Les exploits de Bilz (4)
Le pâté de lièvre
Armanel _ conteur
Bilz avait dit à sa mère, le matin, en se levant :
— Le seigneur du Kerouez viendra aujourd’hui et il sera en colère, parce que je lui ai enlevé sa jument blanche, qu’il aime tant. Je me cacherai dans la barrique, comme l’autre fois, et quoiqu’il demande, si vous voyez mon doigt, au trou de la bonde, dites hardiment oui.
— C’est bien, répondit la vieille ; mais prends garde, mon pauvre fils, ou tu finiras pour sûr par te faire pendre.
— Soyez donc tranquille à ce sujet, ma mère, car, comme je vous l’ai déjà dit, bien fin sera celui qui me pendra, et ce ne sera certainement pas le seigneur du Kerouez.

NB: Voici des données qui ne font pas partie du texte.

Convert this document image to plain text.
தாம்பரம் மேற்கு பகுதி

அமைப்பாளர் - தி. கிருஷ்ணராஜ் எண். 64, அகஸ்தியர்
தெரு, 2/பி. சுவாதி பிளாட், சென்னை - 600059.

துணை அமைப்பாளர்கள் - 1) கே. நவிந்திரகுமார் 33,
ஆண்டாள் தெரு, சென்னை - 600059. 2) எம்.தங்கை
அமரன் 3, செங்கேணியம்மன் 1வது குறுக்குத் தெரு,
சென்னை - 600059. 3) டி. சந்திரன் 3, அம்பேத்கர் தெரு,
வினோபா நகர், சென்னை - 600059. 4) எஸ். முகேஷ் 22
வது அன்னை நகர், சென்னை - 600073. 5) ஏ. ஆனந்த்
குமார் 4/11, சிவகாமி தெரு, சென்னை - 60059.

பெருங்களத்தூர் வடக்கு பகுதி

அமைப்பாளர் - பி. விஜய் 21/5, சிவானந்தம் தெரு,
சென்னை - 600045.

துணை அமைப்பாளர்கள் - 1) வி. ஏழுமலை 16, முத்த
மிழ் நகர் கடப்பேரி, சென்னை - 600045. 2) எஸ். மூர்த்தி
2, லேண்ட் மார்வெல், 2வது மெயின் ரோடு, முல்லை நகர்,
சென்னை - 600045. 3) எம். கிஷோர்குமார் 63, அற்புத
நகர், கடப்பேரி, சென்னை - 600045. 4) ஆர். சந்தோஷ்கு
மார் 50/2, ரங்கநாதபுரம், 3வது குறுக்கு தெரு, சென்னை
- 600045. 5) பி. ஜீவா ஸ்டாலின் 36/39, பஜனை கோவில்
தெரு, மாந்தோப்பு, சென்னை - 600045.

Le seigneur arriva, comme l’avait dit Bilz. Il entra brusquement et l’air mécontent.
— Bilz est-il à la maison ? demanda-t-il à la vieille.
— Non vraiment, mon bon seigneur ; il est sorti, ce matin, de bonne heure, et ne m’a pas dit où il allait.
— Le mauvais drôle ! Malheur à lui, si je le trouve !
— Jésus mon Dieu ! Mon bon seigneur, que vous a-t-il donc fait, le mauvais garnement ?
— Il m’a volé, la nuit dernière, ma jument blanche de mon écurie.
— Voyez donc le mauvais sujet ! Si vous saviez, mon bon seigneur, le mal que j’ai eu à élever cet enfant-là, et comme j’ai prié le bon Dieu et le bienheureux saint Gily de faire de lui un bon chrétien et un honnête homme !
— Eh ! bien, la mère, vous avez joliment perdu votre temps, car c’est le plus méchant polisson de tout le pays ; si je mets la main sur lui, je le ferai pendre devant la porte de mon château.
— Ah ! Mon bon seigneur, qu’une mère est malheureuse d’avoir un tel enfant ! Mais, ayez pitié de moi et ne soyez pas tant en colère contre lui tout de même. Je vous assure qu’il a bon cœur, après tout, et qu’il ne vous veut pas de mal.
— C’est bon, c’est bon. Dites-lui que je lui pardonne, à la condition qu’il vole, avant demain matin, un pâté de lièvre que l’on doit faire cuire, cette nuit, dans le four du château.
La bonne femme regarda la barrique. Le doigt de Bilz était dans le trou de la bonde, et elle répondit :
— Je le lui dirai, mon bon seigneur, et soyez sûr qu’il le fera, puisque vous le lui demandez.
_ C’est ce que nous verrons bien, — répondit le seigneur. Et il partit.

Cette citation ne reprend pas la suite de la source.